SATT at Summit Point
Apparently it's going to take the calendar flipping over to Jan. 1 for my 2005 race season to actually come to end. The network of friends that I have accumulated within the motorsports community simply will not let me put away my driving suit and helmet for the winter.
At least twice this year I declared that my racing was finished for the season after the car broke crucial components. On both occasions friends rallied behind me to help get my car back into the fight. So the racing season continued.
After making it through my entire racing schedule, I was certain that the end was finally here. However, that was not to be the case. My friend David Hawkins coerced me to take the car out one last time to take a shot at setting a record in the quarter-mile.
Unfortunately that record was not in the cards. To guarantee that David would not try to drag me out (kicking and screaming of course) for just one more try at that record, we dropped the car off at my mechanic's home for its scheduled winter work. The car was parked for the winter.
I was finally done -- so I thought.
Barely three weeks after putting the car away for the winter, I ended up at a racetrack. I spent the first Saturday of December at Summit Point Motorsports Park in Summit Point, W.Va. My friend, Peter Doane, invited me to Summit Point's first Saturday at the Track -- known as a SATT -- which they plan to make an annual event.
For years, Summit Point has run Friday at the Track, which are, not surprisingly, called FATTs. Summit Point's Web site explains that FATTs are open-track days where novices and experienced drivers can come out to experience high-speed driving in a safe environment.
For the novice drivers, instruction takes place both in-car and in a classroom. The day also includes several 20- to 25-minute sessions of high-speed driving on Summit Point's main track. Although you are on course with a wide variety of cars and drivers that have very different capabilities, risk is limited through restricted passing opportunities. You can only pass someone when they point you by. Furthermore, passing is limited to specific locations on the track.
The SATT that I attended was held for the instructors who have invested their time throughout the year aiding the novices during the FATTs. It was the track's management's way of saying "thank you" to their instructors.
They divided everyone into two groups -- street cars and race cars. Peter and I spent the day racing his stepson's 2003 VW GTI amongst the other street cars. This particular VW is completely stock and I was quite surprised at how accommodating it was to being thrashed around the 10-turn two-mile road course.

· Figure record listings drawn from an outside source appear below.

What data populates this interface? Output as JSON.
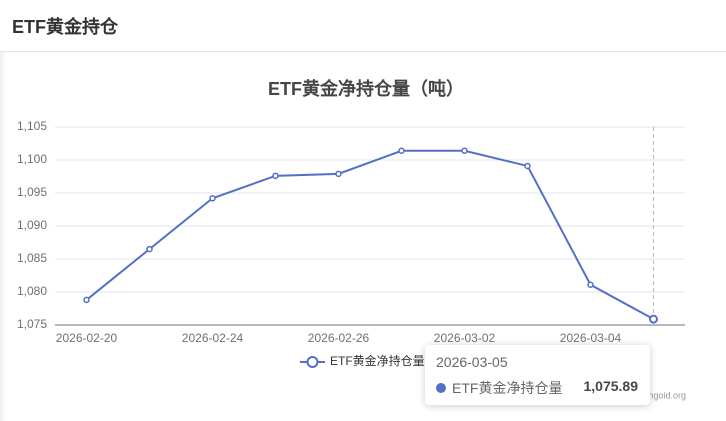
{
  "header": {
    "title": "ETF黄金持仓"
  },
  "chart_data": {
    "type": "line",
    "title": "ETF黄金净持仓量（吨）",
    "categories": [
      "2026-02-20",
      null,
      "2026-02-24",
      null,
      "2026-02-26",
      null,
      "2026-03-02",
      null,
      "2026-03-04",
      "2026-03-05"
    ],
    "series": [
      {
        "name": "ETF黄金净持仓量",
        "color": "#5470c6",
        "values": [
          1078.8,
          1086.5,
          1094.2,
          1097.6,
          1097.9,
          1101.4,
          1101.4,
          1099.1,
          1081.1,
          1075.89
        ],
        "value_labels": [
          null,
          null,
          null,
          null,
          null,
          null,
          null,
          null,
          null,
          "1,075.89"
        ]
      }
    ],
    "ylim": [
      1075,
      1105
    ],
    "yticks": [
      {
        "value": 1075,
        "label": "1,075"
      },
      {
        "value": 1080,
        "label": "1,080"
      },
      {
        "value": 1085,
        "label": "1,085"
      },
      {
        "value": 1090,
        "label": "1,090"
      },
      {
        "value": 1095,
        "label": "1,095"
      },
      {
        "value": 1100,
        "label": "1,100"
      },
      {
        "value": 1105,
        "label": "1,105"
      }
    ],
    "grid": true,
    "watermark": "ngoid.org"
  }
}
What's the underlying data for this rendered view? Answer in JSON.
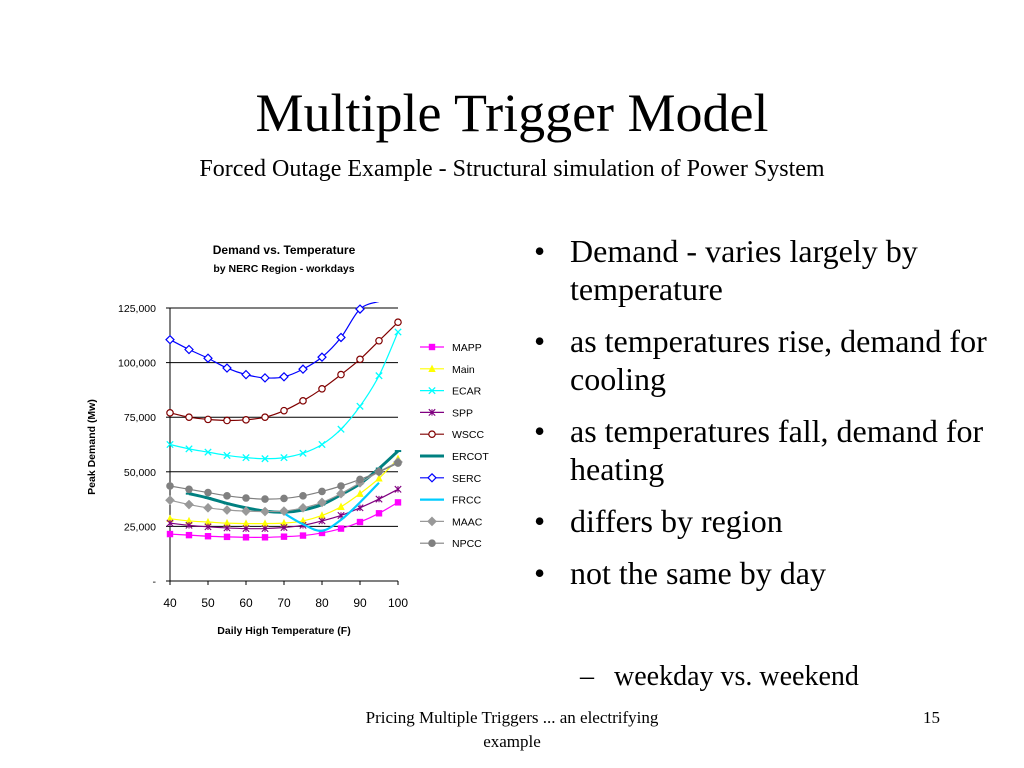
{
  "slide": {
    "title": "Multiple Trigger Model",
    "subtitle": "Forced Outage Example - Structural simulation of Power System",
    "bullets": [
      "Demand  - varies largely by temperature",
      "as temperatures rise, demand for cooling",
      "as temperatures fall, demand for heating",
      "differs by region",
      "not the same by day"
    ],
    "sub_bullet": "weekday vs. weekend",
    "footer": "Pricing Multiple Triggers ... an electrifying example",
    "page_number": "15"
  },
  "chart_data": {
    "type": "line",
    "title": "Demand vs. Temperature",
    "subtitle": "by NERC Region - workdays",
    "xlabel": "Daily High Temperature (F)",
    "ylabel": "Peak Demand (Mw)",
    "xlim": [
      40,
      100
    ],
    "ylim": [
      0,
      125000
    ],
    "x_ticks": [
      "40",
      "50",
      "60",
      "70",
      "80",
      "90",
      "100"
    ],
    "y_ticks": [
      "-",
      "25,000",
      "50,000",
      "75,000",
      "100,000",
      "125,000"
    ],
    "y_tick_values": [
      0,
      25000,
      50000,
      75000,
      100000,
      125000
    ],
    "grid": "horizontal",
    "legend_position": "right",
    "series": [
      {
        "name": "MAPP",
        "color": "#ff00ff",
        "marker": "square",
        "x": [
          40,
          45,
          50,
          55,
          60,
          65,
          70,
          75,
          80,
          85,
          90,
          95,
          100
        ],
        "y": [
          21500,
          21000,
          20500,
          20200,
          20000,
          20000,
          20300,
          20800,
          22000,
          24000,
          27000,
          31000,
          36000
        ]
      },
      {
        "name": "Main",
        "color": "#ffff00",
        "marker": "triangle",
        "x": [
          40,
          45,
          50,
          55,
          60,
          65,
          70,
          75,
          80,
          85,
          90,
          95,
          100
        ],
        "y": [
          28500,
          27500,
          27000,
          26500,
          26300,
          26300,
          26500,
          27500,
          30000,
          34000,
          40000,
          47000,
          56000
        ]
      },
      {
        "name": "ECAR",
        "color": "#00ffff",
        "marker": "x",
        "x": [
          40,
          45,
          50,
          55,
          60,
          65,
          70,
          75,
          80,
          85,
          90,
          95,
          100
        ],
        "y": [
          62500,
          60500,
          59000,
          57500,
          56500,
          56000,
          56500,
          58500,
          62500,
          69500,
          80000,
          94000,
          114000
        ]
      },
      {
        "name": "SPP",
        "color": "#800080",
        "marker": "star",
        "x": [
          40,
          45,
          50,
          55,
          60,
          65,
          70,
          75,
          80,
          85,
          90,
          95,
          100
        ],
        "y": [
          26500,
          25500,
          24800,
          24300,
          24000,
          24000,
          24500,
          25500,
          27500,
          30000,
          33500,
          37500,
          42000
        ]
      },
      {
        "name": "WSCC",
        "color": "#800000",
        "marker": "circle",
        "x": [
          40,
          45,
          50,
          55,
          60,
          65,
          70,
          75,
          80,
          85,
          90,
          95,
          100
        ],
        "y": [
          77000,
          75000,
          74000,
          73500,
          73800,
          75000,
          78000,
          82500,
          88000,
          94500,
          101500,
          110000,
          118500
        ]
      },
      {
        "name": "ERCOT",
        "color": "#008080",
        "marker": "dash",
        "x": [
          45,
          50,
          55,
          60,
          65,
          70,
          75,
          80,
          85,
          90,
          95,
          100
        ],
        "y": [
          40000,
          38000,
          35500,
          33500,
          32000,
          31500,
          32500,
          35000,
          39500,
          44500,
          51500,
          59500
        ]
      },
      {
        "name": "SERC",
        "color": "#0000ff",
        "marker": "diamond",
        "x": [
          40,
          45,
          50,
          55,
          60,
          65,
          70,
          75,
          80,
          85,
          90,
          95
        ],
        "y": [
          110500,
          106000,
          102000,
          97500,
          94500,
          93000,
          93500,
          97000,
          102500,
          111500,
          124500,
          128000
        ]
      },
      {
        "name": "FRCC",
        "color": "#00ccff",
        "marker": "line",
        "x": [
          70,
          75,
          80,
          85,
          90,
          95
        ],
        "y": [
          31000,
          26000,
          23000,
          28000,
          36000,
          45000
        ]
      },
      {
        "name": "MAAC",
        "color": "#999999",
        "marker": "diamond",
        "x": [
          40,
          45,
          50,
          55,
          60,
          65,
          70,
          75,
          80,
          85,
          90,
          95,
          100
        ],
        "y": [
          37000,
          35000,
          33500,
          32500,
          32000,
          31800,
          32000,
          33500,
          36000,
          40000,
          45000,
          50000,
          54500
        ]
      },
      {
        "name": "NPCC",
        "color": "#808080",
        "marker": "circle",
        "x": [
          40,
          45,
          50,
          55,
          60,
          65,
          70,
          75,
          80,
          85,
          90,
          95,
          100
        ],
        "y": [
          43500,
          42000,
          40500,
          39000,
          38000,
          37500,
          37800,
          39000,
          41000,
          43500,
          46500,
          50000,
          54000
        ]
      }
    ]
  }
}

In fact, the GTI seemed more prepared for this activity than I was. I am finding that as I do more and more racing a s a driver, I am becoming terrible at being a passenger. Somehow traveling over 100 mph heading into a 180-degree turn is less appealing to my senses when I am not the one gripping the steering wheel.
My weakness as a passenger caused me concern before we even got to the track. It did not subside at all as I donned my helmet and strapped myself in for our first session.

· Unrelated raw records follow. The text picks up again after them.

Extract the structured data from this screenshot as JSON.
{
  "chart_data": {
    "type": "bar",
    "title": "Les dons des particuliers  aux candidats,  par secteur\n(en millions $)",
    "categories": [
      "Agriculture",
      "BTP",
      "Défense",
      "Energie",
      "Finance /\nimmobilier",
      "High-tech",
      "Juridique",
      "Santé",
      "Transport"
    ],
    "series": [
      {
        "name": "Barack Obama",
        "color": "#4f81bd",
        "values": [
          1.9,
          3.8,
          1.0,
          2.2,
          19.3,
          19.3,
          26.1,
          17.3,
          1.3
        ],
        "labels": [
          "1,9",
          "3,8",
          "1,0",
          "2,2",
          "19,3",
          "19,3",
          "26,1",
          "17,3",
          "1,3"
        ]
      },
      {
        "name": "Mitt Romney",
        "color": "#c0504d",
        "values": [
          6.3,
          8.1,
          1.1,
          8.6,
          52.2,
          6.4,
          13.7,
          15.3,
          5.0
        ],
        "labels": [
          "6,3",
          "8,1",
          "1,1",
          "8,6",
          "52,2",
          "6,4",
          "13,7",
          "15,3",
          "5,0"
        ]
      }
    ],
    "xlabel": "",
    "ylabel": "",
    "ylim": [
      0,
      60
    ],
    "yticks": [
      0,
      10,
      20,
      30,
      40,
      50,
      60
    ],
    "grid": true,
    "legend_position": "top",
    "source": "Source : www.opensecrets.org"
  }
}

As we got waved onto the track, Peter started to bring the VW up to a healthy jog for the first lap. With his experience, he was well aware of how foolish it would be to charge into the first few turns on cold tires. So I "relaxed" for a quick tour of the facility at moderate speeds.
When we completed the first lap, he started to really hammer on the VW. As we accelerated to triple-digit speeds going down the front straight, all of the fears of the situation ran to the forefront of my mind, crashing into each other along the way. Can he slow down in time? Can he really negotiate the next turn at these speeds? Why , oh why, did I eat that last donut?
Although we traveled through that turn with apparent ease, each ensuing turn became harder to stomach. The tires were squealing like pigs on the way to the butcher. The noise was barely enough to drown out the internal yelps of my mind.
After two laps of this insanity it dawned on me that I was being paid back for everyone that I had ever scared while driving. Three laps into this I started considering the consequences of asking to be let out -- namely, it was really cold outside and the day had just begun. I opted to stay seated.
On the course next to us, there were some law enforcement officers doing vehicle training and as we sped by I nearly yelled to Peter to slow down. It's rather funny now thinking that in the midst of all that action it actually crossed my mind, for the briefest of moments, that Peter might get a speeding ticket.
Another six or seven laps into the books and I started to settle down. I was able to take in the experience. By the time we finished the 25-minute session I asked if Peter had slowed down for the last few laps. He said he hadn't and that was when I realized that I was getting used to the experience. That also happens to be about the time when I finally unclenched my right hand from the door's handle and realized that the death grip I was using to hold on was causing me some serious pain.
As the day progressed, I became acclimated to the sensation of intense speed, braking and turning from the relatively foreign location of the passenger seat. I got comfortable enough that I was able to watch the other cars at different points of the track instead of tunnel-visioning on what I was afraid we would hit next.
In fact, I actually relaxed to the point that I was able to take a nap. OK, OK, the nap happened between sessions while we were parked in the pits, but I was still in the car and there were cars racing around me.
In all, there were six sessions available for us to race, but we were only able to take advantage of four of them. It was quite an experience. It has motivated me to add some track time onto my 2006 schedule of hillclimbs and drag races.